From my "Future of English Studies" course.  Toc is a new-media literature project.  Here's the website.  Despite my critique below, it is worth taking a look at.

As a piece of writing, Toc has its virtues. As a piece of electronic media, it's a disaster.

Disclaimer: I'm a gamer. I have been since I was young. I grew up on Civilization II, Front Page Sports Baseball, and Doom. As important to me in college as the "Great Books" and the discussions that went with them was the purchase of my first real computer, and the weekend (and wee-morning) hours I poured into Knights of the Old Republic, Neverwinter Nights (1 and 2), and countless other strategy and RPG titles. It is true that video games often do not contain great - or even good - writing, and that their stories, when they have any, are largely derivative. What they do well, however, is interface.

Toc suffers because it is "interactive" without the interaction actually amounting to anything. Sure, there's a certain randomness (and, the authors would likely argue, timelessness) to the order in which you encounter the various fragments of the story, based upon what you click when, but the fragments are sufficiently free standing that the order hardly matters. Instead, the interaction implies the game world - you have to click precisely on the little blue, green, and red lines to get the appropriate media to operate - without embracing it. The experience of the reader remains mostly passive.

A passive reader experience is fine, of course, but in this case it's the "mostly" that's the problem. The experience isn't passive, but what interaction there is either is too limiting, too frustrating, or both. The lack of controls on the videos (mostly they cannot be paused or rewinded) is a UI disaster. Clicking on the little lines is finicky. The "lens" through which the textual parts of the story is read looks bland, at best.
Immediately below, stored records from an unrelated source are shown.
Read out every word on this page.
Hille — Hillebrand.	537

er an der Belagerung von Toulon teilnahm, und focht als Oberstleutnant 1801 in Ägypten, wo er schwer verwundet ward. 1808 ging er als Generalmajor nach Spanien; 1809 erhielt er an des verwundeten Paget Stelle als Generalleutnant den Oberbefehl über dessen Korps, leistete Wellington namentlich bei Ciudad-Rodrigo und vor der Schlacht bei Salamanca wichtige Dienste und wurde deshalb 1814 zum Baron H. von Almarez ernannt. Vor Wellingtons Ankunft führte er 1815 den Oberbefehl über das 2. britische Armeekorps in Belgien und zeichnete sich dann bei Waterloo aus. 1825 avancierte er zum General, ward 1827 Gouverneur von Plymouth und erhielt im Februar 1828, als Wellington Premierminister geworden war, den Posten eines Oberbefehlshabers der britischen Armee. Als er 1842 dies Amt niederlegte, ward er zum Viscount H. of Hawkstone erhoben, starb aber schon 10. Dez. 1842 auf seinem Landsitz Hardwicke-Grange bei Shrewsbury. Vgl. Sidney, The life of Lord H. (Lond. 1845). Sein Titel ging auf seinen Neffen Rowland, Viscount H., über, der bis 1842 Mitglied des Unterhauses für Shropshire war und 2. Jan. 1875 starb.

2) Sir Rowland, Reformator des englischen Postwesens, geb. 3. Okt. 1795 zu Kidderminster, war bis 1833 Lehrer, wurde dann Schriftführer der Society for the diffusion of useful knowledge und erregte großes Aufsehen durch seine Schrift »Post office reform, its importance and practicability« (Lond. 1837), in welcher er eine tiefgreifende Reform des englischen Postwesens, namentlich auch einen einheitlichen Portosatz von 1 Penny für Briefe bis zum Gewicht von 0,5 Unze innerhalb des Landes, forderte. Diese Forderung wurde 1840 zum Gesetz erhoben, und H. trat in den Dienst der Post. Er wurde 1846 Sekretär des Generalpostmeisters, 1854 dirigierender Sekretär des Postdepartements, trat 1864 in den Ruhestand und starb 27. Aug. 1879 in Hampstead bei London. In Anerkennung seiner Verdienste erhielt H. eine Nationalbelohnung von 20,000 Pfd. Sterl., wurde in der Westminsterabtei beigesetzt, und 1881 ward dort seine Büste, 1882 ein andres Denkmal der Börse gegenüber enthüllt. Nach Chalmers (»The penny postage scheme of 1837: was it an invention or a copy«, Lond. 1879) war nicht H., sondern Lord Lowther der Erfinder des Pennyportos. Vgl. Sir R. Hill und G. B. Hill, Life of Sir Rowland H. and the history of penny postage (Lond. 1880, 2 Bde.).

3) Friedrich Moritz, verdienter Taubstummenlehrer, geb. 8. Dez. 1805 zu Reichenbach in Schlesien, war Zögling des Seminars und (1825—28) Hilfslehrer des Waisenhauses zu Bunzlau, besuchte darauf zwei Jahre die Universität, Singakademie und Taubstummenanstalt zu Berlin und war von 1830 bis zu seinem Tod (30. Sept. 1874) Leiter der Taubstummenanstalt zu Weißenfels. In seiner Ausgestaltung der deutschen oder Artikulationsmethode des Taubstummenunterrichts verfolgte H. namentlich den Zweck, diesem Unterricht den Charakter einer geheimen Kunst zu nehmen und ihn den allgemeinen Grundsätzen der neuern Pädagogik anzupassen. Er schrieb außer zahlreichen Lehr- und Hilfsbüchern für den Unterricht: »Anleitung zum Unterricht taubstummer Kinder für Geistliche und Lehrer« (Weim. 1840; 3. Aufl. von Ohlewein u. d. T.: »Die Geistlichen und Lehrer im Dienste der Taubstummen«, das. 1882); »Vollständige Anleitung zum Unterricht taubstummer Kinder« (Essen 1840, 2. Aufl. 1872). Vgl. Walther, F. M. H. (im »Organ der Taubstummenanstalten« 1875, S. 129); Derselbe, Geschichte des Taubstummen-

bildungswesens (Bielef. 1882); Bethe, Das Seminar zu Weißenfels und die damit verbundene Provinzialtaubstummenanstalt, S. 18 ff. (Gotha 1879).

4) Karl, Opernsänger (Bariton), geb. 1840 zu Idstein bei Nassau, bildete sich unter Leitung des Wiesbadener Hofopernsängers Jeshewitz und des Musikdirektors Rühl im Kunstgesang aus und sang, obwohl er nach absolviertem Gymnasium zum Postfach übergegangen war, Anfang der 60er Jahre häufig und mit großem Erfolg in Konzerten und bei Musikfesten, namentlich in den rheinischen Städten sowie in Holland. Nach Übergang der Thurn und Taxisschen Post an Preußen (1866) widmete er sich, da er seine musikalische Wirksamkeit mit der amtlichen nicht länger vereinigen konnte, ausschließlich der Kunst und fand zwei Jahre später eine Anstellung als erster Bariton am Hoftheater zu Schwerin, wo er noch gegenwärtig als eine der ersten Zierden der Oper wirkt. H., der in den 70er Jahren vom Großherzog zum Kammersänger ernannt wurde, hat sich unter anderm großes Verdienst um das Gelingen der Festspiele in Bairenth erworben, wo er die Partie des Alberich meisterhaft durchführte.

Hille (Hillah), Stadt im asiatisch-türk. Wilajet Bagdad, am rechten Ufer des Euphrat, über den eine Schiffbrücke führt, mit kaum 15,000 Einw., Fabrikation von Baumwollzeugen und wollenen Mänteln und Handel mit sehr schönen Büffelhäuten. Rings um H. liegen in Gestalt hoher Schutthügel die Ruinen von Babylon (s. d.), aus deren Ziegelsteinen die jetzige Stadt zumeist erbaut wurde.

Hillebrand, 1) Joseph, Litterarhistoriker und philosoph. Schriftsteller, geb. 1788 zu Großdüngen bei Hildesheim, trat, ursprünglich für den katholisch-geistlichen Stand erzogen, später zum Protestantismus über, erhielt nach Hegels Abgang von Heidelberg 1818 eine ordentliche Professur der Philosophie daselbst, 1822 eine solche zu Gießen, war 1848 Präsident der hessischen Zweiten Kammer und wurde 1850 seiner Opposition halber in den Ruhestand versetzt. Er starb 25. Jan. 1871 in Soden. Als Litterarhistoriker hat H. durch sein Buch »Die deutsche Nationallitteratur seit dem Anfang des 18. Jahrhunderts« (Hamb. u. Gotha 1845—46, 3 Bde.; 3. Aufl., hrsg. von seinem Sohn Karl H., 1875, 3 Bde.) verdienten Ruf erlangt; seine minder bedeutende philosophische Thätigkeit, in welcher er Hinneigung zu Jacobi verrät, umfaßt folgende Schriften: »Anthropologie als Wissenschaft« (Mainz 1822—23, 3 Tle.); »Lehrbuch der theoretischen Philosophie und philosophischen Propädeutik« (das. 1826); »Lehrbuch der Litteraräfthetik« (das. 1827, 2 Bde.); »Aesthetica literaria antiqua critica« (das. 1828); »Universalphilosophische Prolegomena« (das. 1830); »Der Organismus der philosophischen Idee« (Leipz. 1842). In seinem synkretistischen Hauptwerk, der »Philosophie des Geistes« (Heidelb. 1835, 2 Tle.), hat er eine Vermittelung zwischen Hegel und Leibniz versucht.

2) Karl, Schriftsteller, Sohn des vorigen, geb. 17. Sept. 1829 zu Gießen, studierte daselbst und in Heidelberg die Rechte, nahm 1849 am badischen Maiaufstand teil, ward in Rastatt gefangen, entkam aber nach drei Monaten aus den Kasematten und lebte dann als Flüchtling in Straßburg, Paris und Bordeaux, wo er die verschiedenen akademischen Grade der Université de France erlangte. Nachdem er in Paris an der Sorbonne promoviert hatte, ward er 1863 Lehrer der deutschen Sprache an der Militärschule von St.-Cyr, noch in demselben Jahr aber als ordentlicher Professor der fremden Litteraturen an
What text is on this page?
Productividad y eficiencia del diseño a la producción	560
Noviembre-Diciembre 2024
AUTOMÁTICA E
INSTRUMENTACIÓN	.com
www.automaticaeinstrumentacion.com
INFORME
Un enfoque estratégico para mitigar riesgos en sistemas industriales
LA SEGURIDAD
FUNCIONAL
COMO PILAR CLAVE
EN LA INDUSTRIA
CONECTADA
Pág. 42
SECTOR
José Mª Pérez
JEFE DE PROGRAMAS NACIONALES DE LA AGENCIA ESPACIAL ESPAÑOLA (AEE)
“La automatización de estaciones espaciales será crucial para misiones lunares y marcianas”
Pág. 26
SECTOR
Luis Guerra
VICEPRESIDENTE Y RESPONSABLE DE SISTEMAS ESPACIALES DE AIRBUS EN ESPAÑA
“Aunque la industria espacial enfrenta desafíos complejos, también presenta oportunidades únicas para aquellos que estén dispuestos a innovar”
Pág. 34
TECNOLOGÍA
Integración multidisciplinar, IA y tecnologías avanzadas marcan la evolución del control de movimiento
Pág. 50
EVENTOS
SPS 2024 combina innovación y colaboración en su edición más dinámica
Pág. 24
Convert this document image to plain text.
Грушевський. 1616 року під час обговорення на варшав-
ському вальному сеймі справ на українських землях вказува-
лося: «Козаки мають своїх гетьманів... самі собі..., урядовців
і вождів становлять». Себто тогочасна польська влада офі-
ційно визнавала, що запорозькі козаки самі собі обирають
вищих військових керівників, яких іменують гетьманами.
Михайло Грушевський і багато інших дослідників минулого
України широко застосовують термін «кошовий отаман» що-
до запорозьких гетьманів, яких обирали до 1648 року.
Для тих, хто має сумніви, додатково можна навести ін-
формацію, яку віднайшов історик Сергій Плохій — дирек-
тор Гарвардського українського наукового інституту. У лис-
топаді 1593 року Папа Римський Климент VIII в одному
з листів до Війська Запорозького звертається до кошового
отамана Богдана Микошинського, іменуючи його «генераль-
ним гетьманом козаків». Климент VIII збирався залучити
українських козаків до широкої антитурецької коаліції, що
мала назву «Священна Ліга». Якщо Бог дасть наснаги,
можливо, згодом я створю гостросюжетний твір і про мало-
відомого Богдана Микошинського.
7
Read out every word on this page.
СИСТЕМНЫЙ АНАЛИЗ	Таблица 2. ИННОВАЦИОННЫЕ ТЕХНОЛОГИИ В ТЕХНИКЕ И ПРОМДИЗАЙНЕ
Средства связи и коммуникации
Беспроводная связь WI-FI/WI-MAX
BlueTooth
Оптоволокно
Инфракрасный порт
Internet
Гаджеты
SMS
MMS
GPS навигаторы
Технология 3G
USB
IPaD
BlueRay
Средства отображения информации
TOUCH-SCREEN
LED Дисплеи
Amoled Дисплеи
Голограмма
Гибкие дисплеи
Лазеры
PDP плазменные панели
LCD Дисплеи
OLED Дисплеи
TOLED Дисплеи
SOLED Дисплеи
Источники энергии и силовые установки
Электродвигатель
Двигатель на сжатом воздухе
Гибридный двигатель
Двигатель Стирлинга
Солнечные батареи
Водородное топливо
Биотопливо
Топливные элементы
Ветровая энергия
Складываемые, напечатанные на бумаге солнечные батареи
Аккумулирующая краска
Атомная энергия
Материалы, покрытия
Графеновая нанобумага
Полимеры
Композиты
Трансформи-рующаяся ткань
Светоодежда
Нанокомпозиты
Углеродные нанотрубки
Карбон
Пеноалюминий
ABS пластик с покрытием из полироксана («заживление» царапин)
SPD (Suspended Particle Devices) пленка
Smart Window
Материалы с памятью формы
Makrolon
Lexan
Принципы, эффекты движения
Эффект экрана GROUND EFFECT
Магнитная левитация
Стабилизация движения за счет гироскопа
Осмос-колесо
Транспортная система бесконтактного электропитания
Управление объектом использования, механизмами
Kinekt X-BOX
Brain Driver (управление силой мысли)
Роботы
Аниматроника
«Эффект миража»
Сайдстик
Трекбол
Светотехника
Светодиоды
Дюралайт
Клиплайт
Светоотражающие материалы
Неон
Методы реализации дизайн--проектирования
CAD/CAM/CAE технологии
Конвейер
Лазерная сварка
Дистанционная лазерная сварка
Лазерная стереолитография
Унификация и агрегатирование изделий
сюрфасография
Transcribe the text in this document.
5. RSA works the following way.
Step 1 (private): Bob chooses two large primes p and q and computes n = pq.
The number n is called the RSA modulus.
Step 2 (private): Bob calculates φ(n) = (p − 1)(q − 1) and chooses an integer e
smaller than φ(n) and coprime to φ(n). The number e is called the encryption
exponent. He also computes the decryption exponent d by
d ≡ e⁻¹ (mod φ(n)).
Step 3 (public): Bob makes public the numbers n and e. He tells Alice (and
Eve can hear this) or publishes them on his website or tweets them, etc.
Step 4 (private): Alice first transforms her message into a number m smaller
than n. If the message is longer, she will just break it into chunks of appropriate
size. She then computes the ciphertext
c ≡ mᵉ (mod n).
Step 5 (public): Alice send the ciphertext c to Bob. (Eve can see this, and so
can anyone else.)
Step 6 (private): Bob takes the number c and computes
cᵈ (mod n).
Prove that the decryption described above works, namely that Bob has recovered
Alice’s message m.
The mix of beautiful hand-drawn images and cool 3D effects in the videos with poor and outdated CGI is jarring.

In all, the authors of Toc, it seems to me, couldn't decide whether they were making this story for readers or for users. They embraced technology as a medium without embracing the design principles that go with it. Sure, the video game industry has its faults, but design is not one of them. Sure, UI people don't have all the answers as to how we can best interact with computers, but they have some good ideas. Sure, modern digital distribution of software of all kinds raises copyright questions, but the archaic "insert CD to install" - without even an autorun function! - places Toc several years behind the times (as does its lack of a patch for the few but noticeable bugs).

Worst of all, Toc is doomed by its lack of flexibility. Though ostensibly friendly with both major operating systems, it requires Apple's Quicktime, which has a tenuous and unhappy relationship with Windows. Toc does not run in Linux (I tried), and I suspect it will struggle once the current generation of its dependent technologies has passed (that is, once we're on to OS 11, Windows 8, and Quicktime Whatever). Even if it can run, it will certainly feel outdated (as it already does). This is true for most digital media, of course, but it is particularly ironic here. For a work so sensitive to time and its illusions, Toc is perhaps more vulnerable to time's passage than most works of art and literature.